Hayatımız, yaptığımız hatalardan ders çıkarmak, yaşananlardan ibret almakla geçip gidiyor. Kısacık bir ömürde ne çok şey görüyor, nelere tanık oluyor, nelere şahit oluyoruz.
Daha dün gibiydi..
Okuduğu bir şiir nedeniyle mahkum olan, hapse atılan, hakkında artık “Muhtar bile olamaz” manşetleri atılan İstanbul Büyükşehir Belediye Başkanı Recep Tayyip Erdoğan Cumhurbaşkanı oldu. Hani muhtar bile olamayacaktı? Kurduğu parti 14 yıldır iktidarda. Ülkede olmaz, değişmez, böyle gelmiş böyle gider denen her şey onunla değişti. Türkiye Cumhuriyeti tarihinde ilk kez böyle bir hükümet gördü.
Ülkede insanların hakkında konuşup, sonradan pişman olanlar öyle çok ki.
Merhum Adnan Menderes’ten asıldıktan sonra özür dilendi.
Ergenekon davası kapsamında terör örgütü yöneticisi, darbe müteşebbisi iddiasıyla müebbet hapse çarptırılan, terörist denilerek sosyal medyada afişe edilip edilmedik hakaret bırakılmayan Orgeneral İlker Başbuğ bugün serbesttir ve suçsuz olduğu anlaşılmıştır.
Tarih tekerrürden ibaret.
15 Temmuz’da yaşanan darbe girişimi sonrası gözaltına alınan generaller için de bugün çok şey söyleniyor. Sadece generaller değil, memurlar, işadamları, gazeteciler kısacası suça katılma oranı henüz kesin tespit edilmemiş yüzlerce, binlerce insan hakkında da konuşup duruyoruz. Başkalarının ifadesiyle de kendi ifadesiyle de suçsuz olduğu görülen ancak şüphe nedeniyle henüz soruşturması devam eden belki binlerce insan var.

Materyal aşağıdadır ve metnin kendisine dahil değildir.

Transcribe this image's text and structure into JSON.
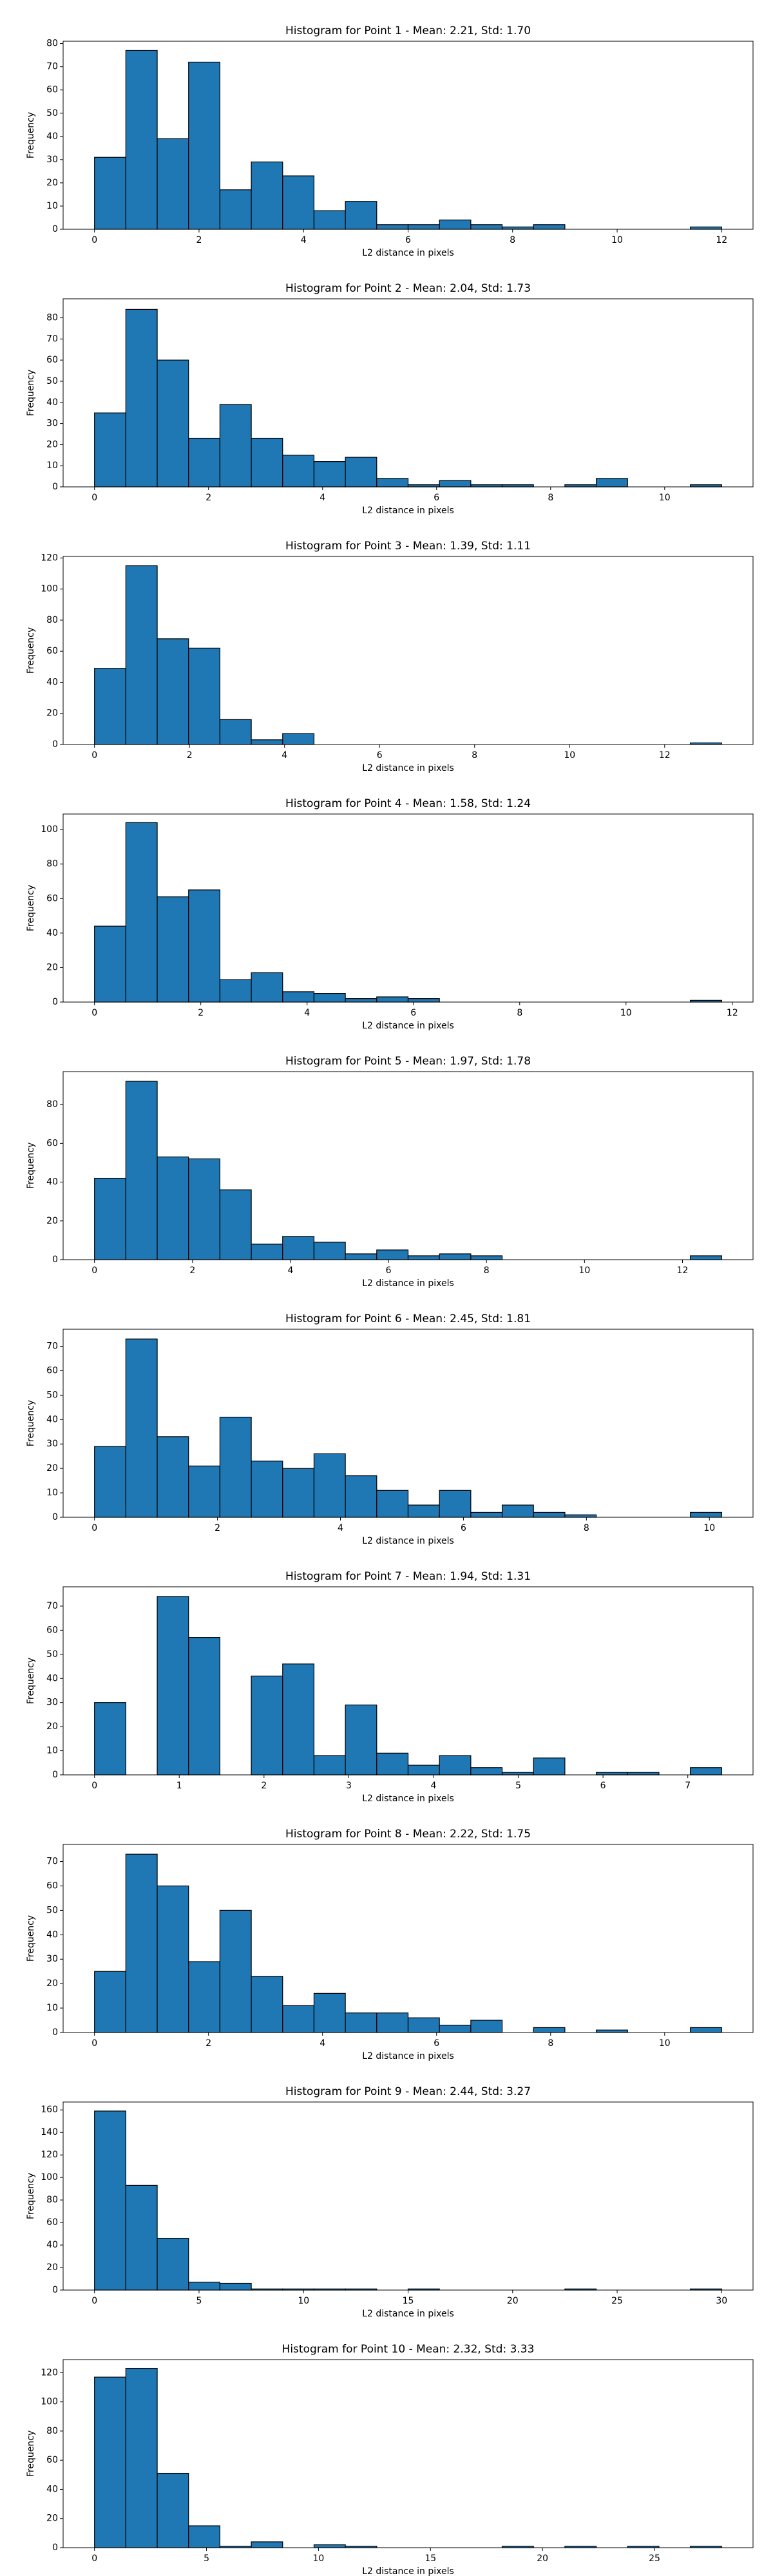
{
  "chart_data": [
    {
      "type": "histogram",
      "title": "Histogram for Point 1 - Mean: 2.21, Std: 1.70",
      "xlabel": "L2 distance in pixels",
      "ylabel": "Frequency",
      "color": "#1f77b4",
      "edgecolor": "#000000",
      "bins": [
        0,
        0.6,
        1.2,
        1.8,
        2.4,
        3.0,
        3.6,
        4.2,
        4.8,
        5.4,
        6.0,
        6.6,
        7.2,
        7.8,
        8.4,
        9.0,
        9.6,
        10.2,
        10.8,
        11.4,
        12.0
      ],
      "values": [
        31,
        77,
        39,
        72,
        17,
        29,
        23,
        8,
        12,
        2,
        2,
        4,
        2,
        1,
        2,
        0,
        0,
        0,
        0,
        1
      ],
      "xlim": [
        -0.6,
        12.6
      ],
      "xticks": [
        0,
        2,
        4,
        6,
        8,
        10,
        12
      ],
      "ylim": [
        0,
        81
      ],
      "yticks": [
        0,
        10,
        20,
        30,
        40,
        50,
        60,
        70,
        80
      ]
    },
    {
      "type": "histogram",
      "title": "Histogram for Point 2 - Mean: 2.04, Std: 1.73",
      "xlabel": "L2 distance in pixels",
      "ylabel": "Frequency",
      "color": "#1f77b4",
      "edgecolor": "#000000",
      "bins": [
        0,
        0.55,
        1.1,
        1.65,
        2.2,
        2.75,
        3.3,
        3.85,
        4.4,
        4.95,
        5.5,
        6.05,
        6.6,
        7.15,
        7.7,
        8.25,
        8.8,
        9.35,
        9.9,
        10.45,
        11.0
      ],
      "values": [
        35,
        84,
        60,
        23,
        39,
        23,
        15,
        12,
        14,
        4,
        1,
        3,
        1,
        1,
        0,
        1,
        4,
        0,
        0,
        1
      ],
      "xlim": [
        -0.55,
        11.55
      ],
      "xticks": [
        0,
        2,
        4,
        6,
        8,
        10
      ],
      "ylim": [
        0,
        89
      ],
      "yticks": [
        0,
        10,
        20,
        30,
        40,
        50,
        60,
        70,
        80
      ]
    },
    {
      "type": "histogram",
      "title": "Histogram for Point 3 - Mean: 1.39, Std: 1.11",
      "xlabel": "L2 distance in pixels",
      "ylabel": "Frequency",
      "color": "#1f77b4",
      "edgecolor": "#000000",
      "bins": [
        0,
        0.66,
        1.32,
        1.98,
        2.64,
        3.3,
        3.96,
        4.62,
        5.28,
        5.94,
        6.6,
        7.26,
        7.92,
        8.58,
        9.24,
        9.9,
        10.56,
        11.22,
        11.88,
        12.54,
        13.2
      ],
      "values": [
        49,
        115,
        68,
        62,
        16,
        3,
        7,
        0,
        0,
        0,
        0,
        0,
        0,
        0,
        0,
        0,
        0,
        0,
        0,
        1
      ],
      "xlim": [
        -0.66,
        13.86
      ],
      "xticks": [
        0,
        2,
        4,
        6,
        8,
        10,
        12
      ],
      "ylim": [
        0,
        121
      ],
      "yticks": [
        0,
        20,
        40,
        60,
        80,
        100,
        120
      ]
    },
    {
      "type": "histogram",
      "title": "Histogram for Point 4 - Mean: 1.58, Std: 1.24",
      "xlabel": "L2 distance in pixels",
      "ylabel": "Frequency",
      "color": "#1f77b4",
      "edgecolor": "#000000",
      "bins": [
        0,
        0.59,
        1.18,
        1.77,
        2.36,
        2.95,
        3.54,
        4.13,
        4.72,
        5.31,
        5.9,
        6.49,
        7.08,
        7.67,
        8.26,
        8.85,
        9.44,
        10.03,
        10.62,
        11.21,
        11.8
      ],
      "values": [
        44,
        104,
        61,
        65,
        13,
        17,
        6,
        5,
        2,
        3,
        2,
        0,
        0,
        0,
        0,
        0,
        0,
        0,
        0,
        1
      ],
      "xlim": [
        -0.59,
        12.39
      ],
      "xticks": [
        0,
        2,
        4,
        6,
        8,
        10,
        12
      ],
      "ylim": [
        0,
        109
      ],
      "yticks": [
        0,
        20,
        40,
        60,
        80,
        100
      ]
    },
    {
      "type": "histogram",
      "title": "Histogram for Point 5 - Mean: 1.97, Std: 1.78",
      "xlabel": "L2 distance in pixels",
      "ylabel": "Frequency",
      "color": "#1f77b4",
      "edgecolor": "#000000",
      "bins": [
        0,
        0.64,
        1.28,
        1.92,
        2.56,
        3.2,
        3.84,
        4.48,
        5.12,
        5.76,
        6.4,
        7.04,
        7.68,
        8.32,
        8.96,
        9.6,
        10.24,
        10.88,
        11.52,
        12.16,
        12.8
      ],
      "values": [
        42,
        92,
        53,
        52,
        36,
        8,
        12,
        9,
        3,
        5,
        2,
        3,
        2,
        0,
        0,
        0,
        0,
        0,
        0,
        2
      ],
      "xlim": [
        -0.64,
        13.44
      ],
      "xticks": [
        0,
        2,
        4,
        6,
        8,
        10,
        12
      ],
      "ylim": [
        0,
        97
      ],
      "yticks": [
        0,
        20,
        40,
        60,
        80
      ]
    },
    {
      "type": "histogram",
      "title": "Histogram for Point 6 - Mean: 2.45, Std: 1.81",
      "xlabel": "L2 distance in pixels",
      "ylabel": "Frequency",
      "color": "#1f77b4",
      "edgecolor": "#000000",
      "bins": [
        0,
        0.51,
        1.02,
        1.53,
        2.04,
        2.55,
        3.06,
        3.57,
        4.08,
        4.59,
        5.1,
        5.61,
        6.12,
        6.63,
        7.14,
        7.65,
        8.16,
        8.67,
        9.18,
        9.69,
        10.2
      ],
      "values": [
        29,
        73,
        33,
        21,
        41,
        23,
        20,
        26,
        17,
        11,
        5,
        11,
        2,
        5,
        2,
        1,
        0,
        0,
        0,
        2
      ],
      "xlim": [
        -0.51,
        10.71
      ],
      "xticks": [
        0,
        2,
        4,
        6,
        8,
        10
      ],
      "ylim": [
        0,
        77
      ],
      "yticks": [
        0,
        10,
        20,
        30,
        40,
        50,
        60,
        70
      ]
    },
    {
      "type": "histogram",
      "title": "Histogram for Point 7 - Mean: 1.94, Std: 1.31",
      "xlabel": "L2 distance in pixels",
      "ylabel": "Frequency",
      "color": "#1f77b4",
      "edgecolor": "#000000",
      "bins": [
        0,
        0.37,
        0.74,
        1.11,
        1.48,
        1.85,
        2.22,
        2.59,
        2.96,
        3.33,
        3.7,
        4.07,
        4.44,
        4.81,
        5.18,
        5.55,
        5.92,
        6.29,
        6.66,
        7.03,
        7.4
      ],
      "values": [
        30,
        0,
        74,
        57,
        0,
        41,
        46,
        8,
        29,
        9,
        4,
        8,
        3,
        1,
        7,
        0,
        1,
        1,
        0,
        3
      ],
      "xlim": [
        -0.37,
        7.77
      ],
      "xticks": [
        0,
        1,
        2,
        3,
        4,
        5,
        6,
        7
      ],
      "ylim": [
        0,
        78
      ],
      "yticks": [
        0,
        10,
        20,
        30,
        40,
        50,
        60,
        70
      ]
    },
    {
      "type": "histogram",
      "title": "Histogram for Point 8 - Mean: 2.22, Std: 1.75",
      "xlabel": "L2 distance in pixels",
      "ylabel": "Frequency",
      "color": "#1f77b4",
      "edgecolor": "#000000",
      "bins": [
        0,
        0.55,
        1.1,
        1.65,
        2.2,
        2.75,
        3.3,
        3.85,
        4.4,
        4.95,
        5.5,
        6.05,
        6.6,
        7.15,
        7.7,
        8.25,
        8.8,
        9.35,
        9.9,
        10.45,
        11.0
      ],
      "values": [
        25,
        73,
        60,
        29,
        50,
        23,
        11,
        16,
        8,
        8,
        6,
        3,
        5,
        0,
        2,
        0,
        1,
        0,
        0,
        2
      ],
      "xlim": [
        -0.55,
        11.55
      ],
      "xticks": [
        0,
        2,
        4,
        6,
        8,
        10
      ],
      "ylim": [
        0,
        77
      ],
      "yticks": [
        0,
        10,
        20,
        30,
        40,
        50,
        60,
        70
      ]
    },
    {
      "type": "histogram",
      "title": "Histogram for Point 9 - Mean: 2.44, Std: 3.27",
      "xlabel": "L2 distance in pixels",
      "ylabel": "Frequency",
      "color": "#1f77b4",
      "edgecolor": "#000000",
      "bins": [
        0,
        1.5,
        3,
        4.5,
        6,
        7.5,
        9,
        10.5,
        12,
        13.5,
        15,
        16.5,
        18,
        19.5,
        21,
        22.5,
        24,
        25.5,
        27,
        28.5,
        30
      ],
      "values": [
        159,
        93,
        46,
        7,
        6,
        1,
        1,
        1,
        1,
        0,
        1,
        0,
        0,
        0,
        0,
        1,
        0,
        0,
        0,
        1
      ],
      "xlim": [
        -1.5,
        31.5
      ],
      "xticks": [
        0,
        5,
        10,
        15,
        20,
        25,
        30
      ],
      "ylim": [
        0,
        167
      ],
      "yticks": [
        0,
        20,
        40,
        60,
        80,
        100,
        120,
        140,
        160
      ]
    },
    {
      "type": "histogram",
      "title": "Histogram for Point 10 - Mean: 2.32, Std: 3.33",
      "xlabel": "L2 distance in pixels",
      "ylabel": "Frequency",
      "color": "#1f77b4",
      "edgecolor": "#000000",
      "bins": [
        0,
        1.4,
        2.8,
        4.2,
        5.6,
        7,
        8.4,
        9.8,
        11.2,
        12.6,
        14,
        15.4,
        16.8,
        18.2,
        19.6,
        21,
        22.4,
        23.8,
        25.2,
        26.6,
        28
      ],
      "values": [
        117,
        123,
        51,
        15,
        1,
        4,
        0,
        2,
        1,
        0,
        0,
        0,
        0,
        1,
        0,
        1,
        0,
        1,
        0,
        1
      ],
      "xlim": [
        -1.4,
        29.4
      ],
      "xticks": [
        0,
        5,
        10,
        15,
        20,
        25
      ],
      "ylim": [
        0,
        129
      ],
      "yticks": [
        0,
        20,
        40,
        60,
        80,
        100,
        120
      ]
    }
  ]
}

Neticede ortada bir darbe girişimi var ve bu ihanete destek verenlerin kimler olduğu, kimlerin bilmeden karıştığı henüz kesinlik kazanmış değil. Ülkede olağanüstü hal ilan edilmiş ve olağanüstü tedbirler alınmış. Şüpheli görünen durumlara bile müdahale söz konusu iken elbette suçsuz olanlar da bu durumdan rahatsız oluyor. En azından kapatılan sağlık kuruluşlarında ekmek parası için çalışan insanların işsiz kalması bile toplumsal bir acı olarak yetiyor.
İnsanlar bir ihanete aldanmış. Elbette FETO’ya zamanında destek veren herkes bugün çok pişman haldedir.
Toplum olarak üzerimize düşen bir sorumluluk da, çevremizde, şehrimizde, ülkemizde bu olay sebebiyle gözaltına alınan, tutuklanan kişiler hakkında fazla konuşmamız, kişilik haklarını, şahsiyetini, ailesini rencide edici tavırlardan kaçınmamızdır.
Şu anda gözaltına alınan iki eski Urfa Valisi, iki Urfalı gazeteci, işadamları, polisler, askerler var.
Bugün bu insanlar hakkında hakarete varan ithamlarda bulunursak, yarın suçsuz oldukları anlaşılıp dışarı çıkarlarsa bakacak yüzümüz olsun.
Unutmayalım.
Recep Tayyip Erdoğan da Orgeneral İlker Başbuğ da ve daha başka yüzlerce isim de suçlu denilerek, terörist denilerek hapse atılmış, millete yuhalattırılmıştı. Bugün durum ne?
Elbette darbe suçu gibi bir halt yiyenlerin idama kadar yolu var diyebiliriz. Ama öyle bir hassas dönem ki, en iyisi kimseye hakaret etmeden ülkemizin, bayrağımızın, devletimizin, namusumuzun bekçiliğini yapmaya devam etmek.